Nanterre : l’engrenage meurtrier
Fautes policières ? C’est très probable. Mais les causes de cette tragédie dépassent le cas des deux fonctionnaires accusés
Plus on en sait, plus on frémit. Certes, la justice dira, in fine, quelles ont été les circonstances exactes de la mort du jeune Nahel qui a refusé d’obtempérer aux injonctions policières hier à Nanterre. Mais les éléments qui se font jour au fil des heures font froid dans le dos.
D’abord un tir à bout portant, qui ne laissait aucune chance au contrevenant. Ensuite des menaces de mort préalables proférées par un des deux policiers et enregistrées par vidéo. Puis ce mot terrible décrypté par ceux qui ont écouté attentivement la bande : « Shoote ! ».
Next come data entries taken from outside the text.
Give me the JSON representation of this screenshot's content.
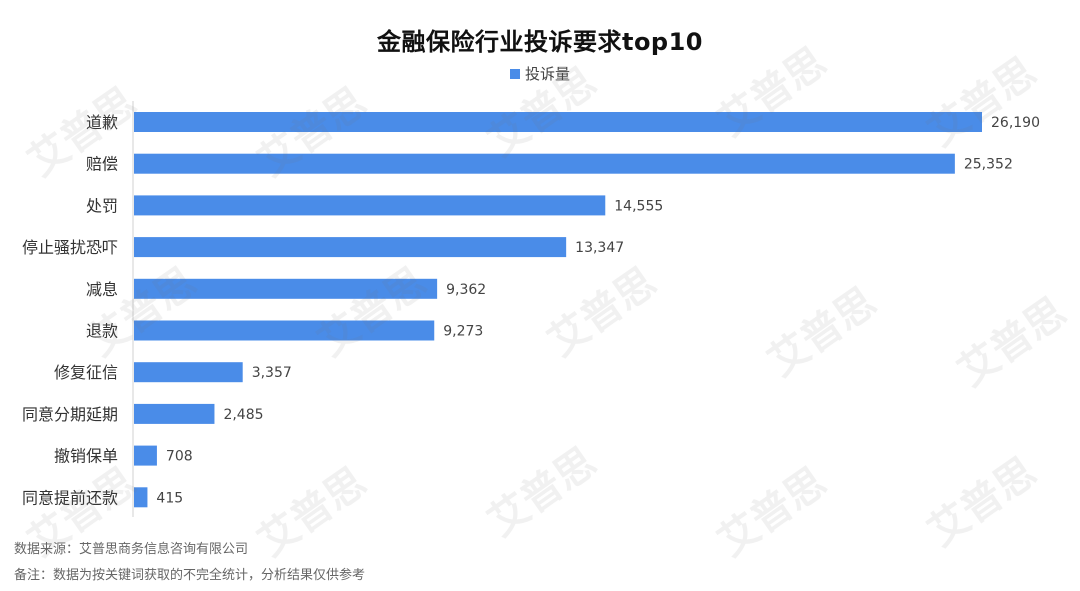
{
  "chart_data": {
    "type": "bar",
    "orientation": "horizontal",
    "title": "金融保险行业投诉要求top10",
    "categories": [
      "道歉",
      "赔偿",
      "处罚",
      "停止骚扰恐吓",
      "减息",
      "退款",
      "修复征信",
      "同意分期延期",
      "撤销保单",
      "同意提前还款"
    ],
    "series": [
      {
        "name": "投诉量",
        "values": [
          26190,
          25352,
          14555,
          13347,
          9362,
          9273,
          3357,
          2485,
          708,
          415
        ],
        "value_labels": [
          "26,190",
          "25,352",
          "14,555",
          "13,347",
          "9,362",
          "9,273",
          "3,357",
          "2,485",
          "708",
          "415"
        ],
        "color": "#4a8ce8"
      }
    ],
    "xlim": [
      0,
      26190
    ],
    "grid": false,
    "legend_position": "top-center"
  },
  "footer": {
    "source": "数据来源：艾普思商务信息咨询有限公司",
    "note": "备注：数据为按关键词获取的不完全统计，分析结果仅供参考"
  },
  "watermark_text": "艾普思"
}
Et pour compléter le tableau, une première version policière livrée aux médias selon laquelle la voiture menaçait la vie des deux fonctionnaires, contredite quelques heures plus tard par les images filmées par un témoin. Comme le reconnaissent les plus hautes autorités de l’État, voilà qui fait beaucoup.
Rien n’excuse évidemment les méfaits commis ensuite par des minorités violentes dans plusieurs villes de France. L’incendie d’une mairie annexe ou celui d’un centre de loisirs nuit à tous, à commencer par les citoyens des cités, aussi bien que les voitures brûlées ou les destructions de mobilier urbain.
Quant aux attaques perpétrées contre les forces de l’ordre, elles doivent être sévèrement sanctionnées. Mais on voit clairement à l’œuvre, entre la mort du jeune homme et les émeutes subséquentes, le mécanisme de cause à effet qui risque d’embraser les quartiers populaires comme lors des émeutes de 2005.
On met en cause les règles de légitime défense plus complexes instaurées en 2017. Sans doute serait-il plus simple de ramener la police à la loi commune, qui régit la légitime défense pour tous les citoyens. Mais c’est un peu court : simples ou compliquées, ces règles semblent bien avoir été violées de manière frontale au cours de cette intervention et l’on voit mal ce qu’un texte différent aurait changé à l’affaire.
En revanche, si les mots qu’on perçoit sur les vidéos ont bien été prononcés – ce qui est très probable – comment ne pas y voir l’indice d’un état d’esprit délétère ? Isolé ou répandu ? On ne sait et la prudence s’impose. Mais pour beaucoup de connaisseurs de la chose policière, il y a parfois – souvent ? – une formation insuffisante, un professionnalisme en défaut, et une « culture de l’intervention » qui ne correspond pas à la rigueur qu’on peut attendre de la police républicaine.
On entend bien que les refus d’obtempérer ont bondi en nombre et en gravité ces dix dernières années : quelque 27 000 en 2021, moitié plus que dix ans plus tôt, dont 5247 avec « risque de mort ou de blessures ». On sait que le respect dû aux forces de l’ordre s’amoindrit sans cesse dans certaines zones, que l’emploi des « armes par destination » contre la police devient monnaie courante, que les gangs de la drogue en viennent à contrôler des territoires entiers. Faut-il pour autant se résigner à ce climat d’hostilité systématique qui caractérise trop souvent les rapports entre la police et certaines parties de la population ?
La droite s’était beaucoup moquée, à l’époque, de la « police de proximité » mise en place par Lionel Jospin et Jean-Pierre Chevènement. « Les policiers, disait Nicolas Sarkozy, ne sont pas des animateurs sociaux », ce qui donnait de cette réforme une image aussi fausse que caricaturale. En fait, les premiers résultats de ce rapprochement entre policiers et habitants des cités, à Toulouse par exemple, étaient notoirement encourageants et n’engendraient aucun « laxisme » dans la sanction.
Jacques Chirac ayant fait campagne sur l’insécurité, Nicolas Sarkozy voulant façonner son image de ministre de l’Intérieur sans faiblesse, l’expérience a été brutalement interrompue, au profit d’une doctrine plus musclée. Il y a là un péché originel que les gouvernements suivants n’ont pas pu, ou pas voulu effacer. Sachant qu’en dépit de méthodes soi-disant plus fermes, la délinquance a continué de progresser.
C’est dans cette direction, celle de la formation et celle de la présence permanente et intelligente de la police dans les quartiers, qu’il faut maintenant travailler, si l’on veut dépasser la nécessaire sanction immédiate pour s’attaquer aux racines du mal. Sauf à accepter les engrenages pervers qu’on voit se développer depuis deux jours.